Companies from all over the world are entering emerging markets, but information recording and data quality standards vary greatly from country to country. This indicates that there are still significant gaps in the quantity and quality of data that can be used to evaluate emerging markets.
As with all obstacles, the gaps in data availability present an opportunity for traders with experience and analytical technologies to gain a competitive edge by monitoring data sources and incorporating as many of them as possible into their knowledge base.
The greater the utilization of big data to gain market insights, the larger the knowledge base upon which decisions are made. In turn, the analysis of the data and decisions made based on the acquired knowledge can be further analyzed in light of the outcomes of trading decisions, providing evidence that either supports or contradicts the actions taken.
It is impossible to predict how influential big data will be for investors in the future, but there is no doubt that it is playing an increasingly vital role in the investment industry.

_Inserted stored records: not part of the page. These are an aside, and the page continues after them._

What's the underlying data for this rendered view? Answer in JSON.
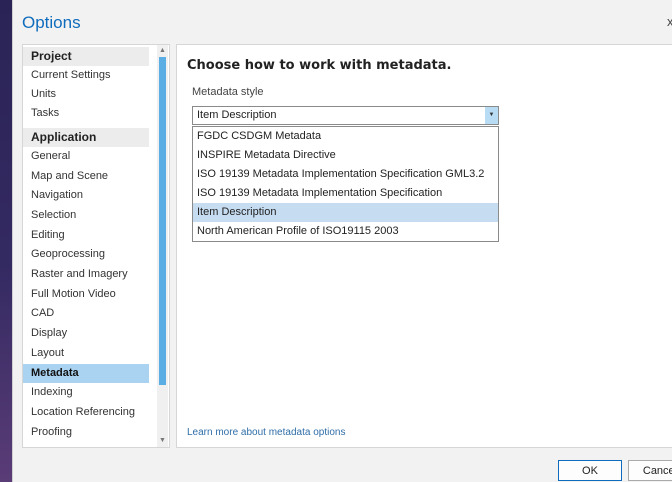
{
  "window": {
    "title": "Options",
    "close_glyph": "x"
  },
  "sidebar": {
    "groups": [
      {
        "header": "Project",
        "items": [
          "Current Settings",
          "Units",
          "Tasks"
        ]
      },
      {
        "header": "Application",
        "items": [
          "General",
          "Map and Scene",
          "Navigation",
          "Selection",
          "Editing",
          "Geoprocessing",
          "Raster and Imagery",
          "Full Motion Video",
          "CAD",
          "Display",
          "Layout",
          "Metadata",
          "Indexing",
          "Location Referencing",
          "Proofing"
        ]
      }
    ],
    "selected": "Metadata"
  },
  "content": {
    "heading": "Choose how to work with metadata.",
    "metadata_style_label": "Metadata style",
    "selected_style": "Item Description",
    "options": [
      "FGDC CSDGM Metadata",
      "INSPIRE Metadata Directive",
      "ISO 19139 Metadata Implementation Specification GML3.2",
      "ISO 19139 Metadata Implementation Specification",
      "Item Description",
      "North American Profile of ISO19115 2003"
    ],
    "highlighted_option": "Item Description",
    "learn_more": "Learn more about metadata options"
  },
  "buttons": {
    "ok": "OK",
    "cancel": "Cancel"
  },
  "colors": {
    "accent": "#0f6cbd",
    "selection": "#a9d3f1",
    "dropdown_highlight": "#c6dcf0"
  }
}
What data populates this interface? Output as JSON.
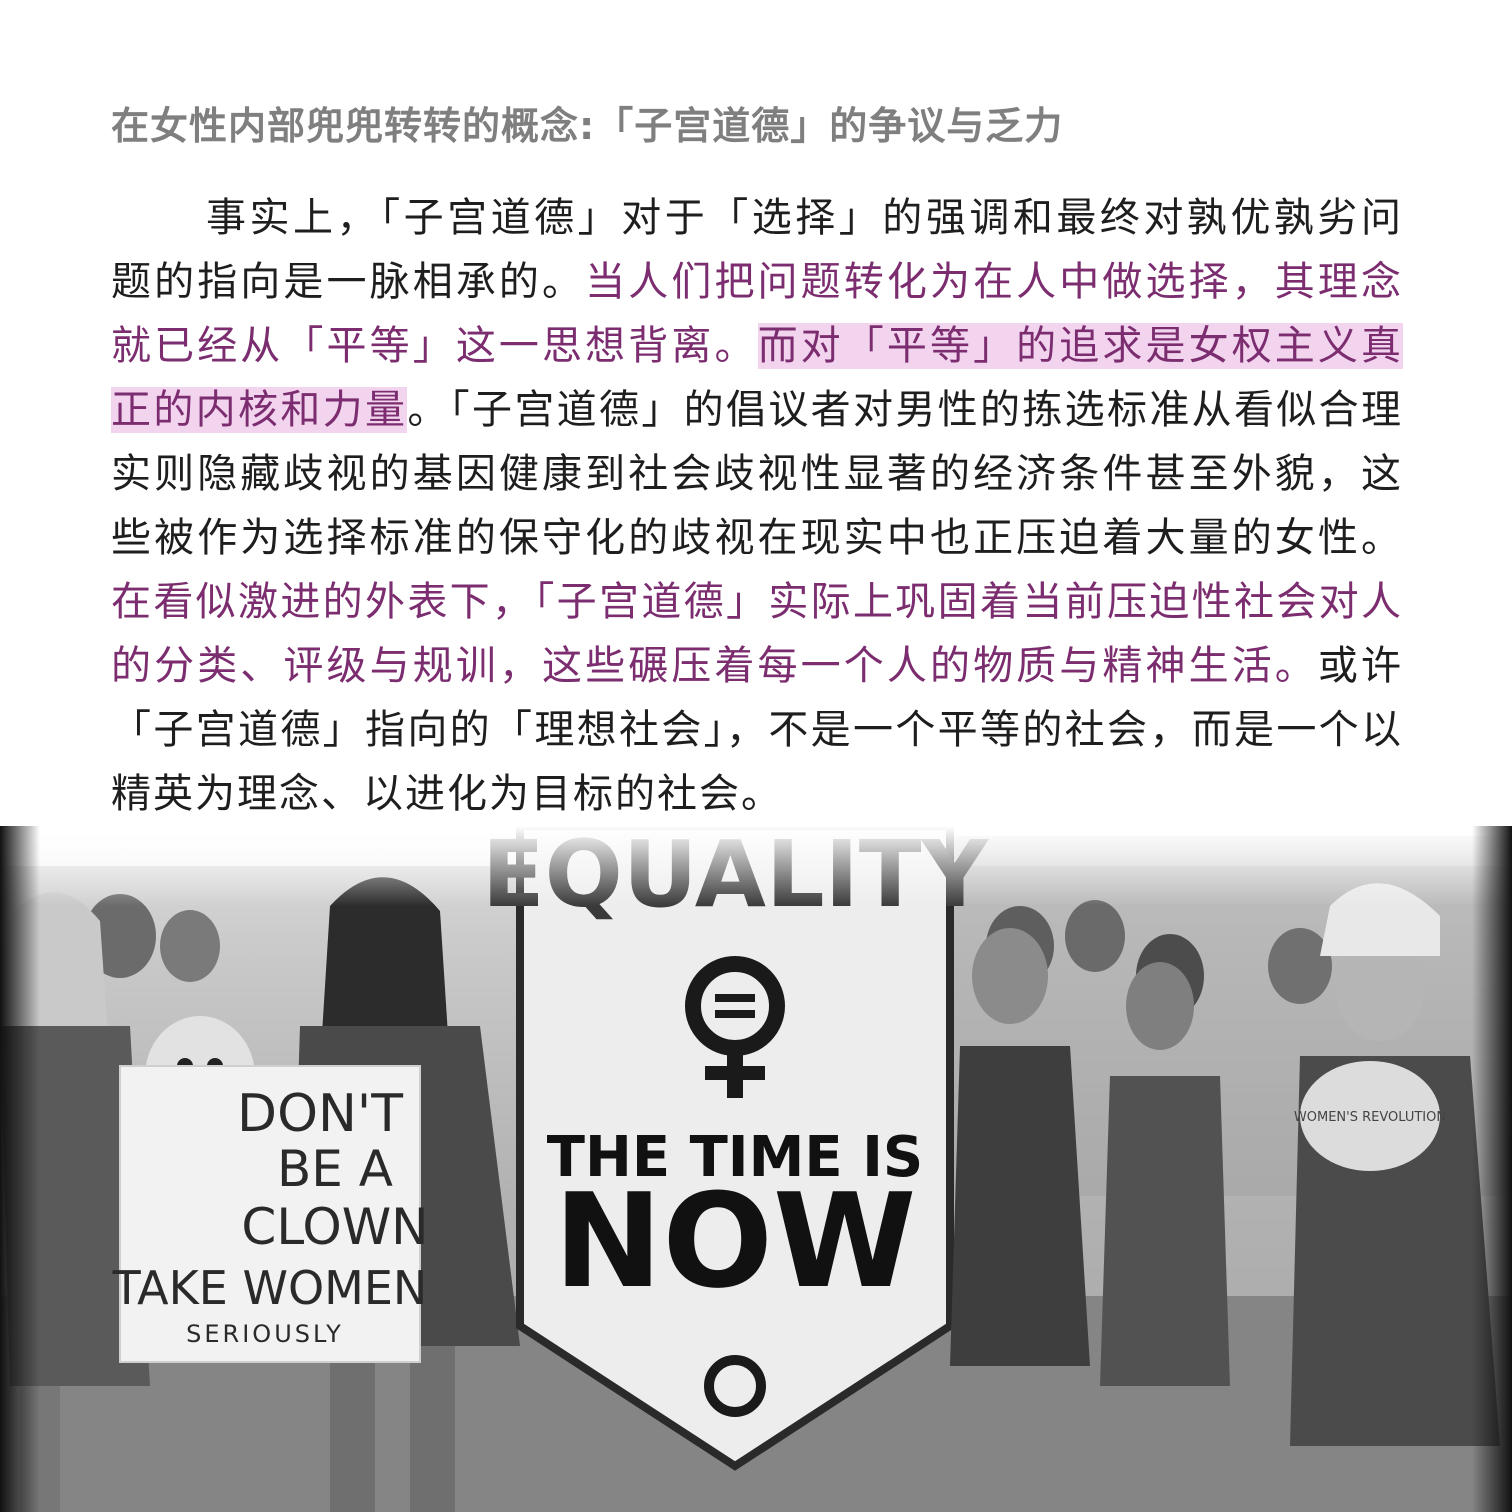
{
  "heading": "在女性内部兜兜转转的概念:「子宫道德」的争议与乏力",
  "paragraph": {
    "segments": [
      {
        "text": "事实上，「子宫道德」对于「选择」的强调和最终对孰优孰劣问题的指向是一脉相承的。",
        "style": "normal"
      },
      {
        "text": "当人们把问题转化为在人中做选择，其理念就已经从「平等」这一思想背离。",
        "style": "purple"
      },
      {
        "text": "而对「平等」的追求是女权主义真正的内核和力量",
        "style": "purple-highlight"
      },
      {
        "text": "。「子宫道德」的倡议者对男性的拣选标准从看似合理实则隐藏歧视的基因健康到社会歧视性显著的经济条件甚至外貌，这些被作为选择标准的保守化的歧视在现实中也正压迫着大量的女性。",
        "style": "normal"
      },
      {
        "text": "在看似激进的外表下，「子宫道德」实际上巩固着当前压迫性社会对人的分类、评级与规训，这些碾压着每一个人的物质与精神生活。",
        "style": "purple"
      },
      {
        "text": "或许「子宫道德」指向的「理想社会」，不是一个平等的社会，而是一个以精英为理念、以进化为目标的社会。",
        "style": "normal"
      }
    ]
  },
  "photo": {
    "banner_top": "EQUALITY",
    "banner_middle": "THE TIME IS",
    "banner_bottom": "NOW",
    "sign_line1": "DON'T",
    "sign_line2": "BE A",
    "sign_line3": "CLOWN",
    "sign_line4": "TAKE WOMEN",
    "sign_line5": "SERIOUSLY",
    "medallion_text": "WOMEN'S REVOLUTION"
  },
  "colors": {
    "heading": "#7f7f7f",
    "text": "#1e1e1e",
    "accent_purple": "#7b2d6f",
    "highlight": "#f2d4ef"
  }
}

It is possible that as technology advances, computer systems will be able to collect, analyze, and cross-reference all available information so efficiently and effectively that the need for human input will diminish or even disappear.
Considering the introduction of investor bots and artificial intelligence to manage the more straightforward aspects of making investments, it would seem logical to combine the two technologies.
If computers replace humans, it won’t happen anytime soon. Currently, investments require the guidance of human computing power to realize their full potential, but this will soon change.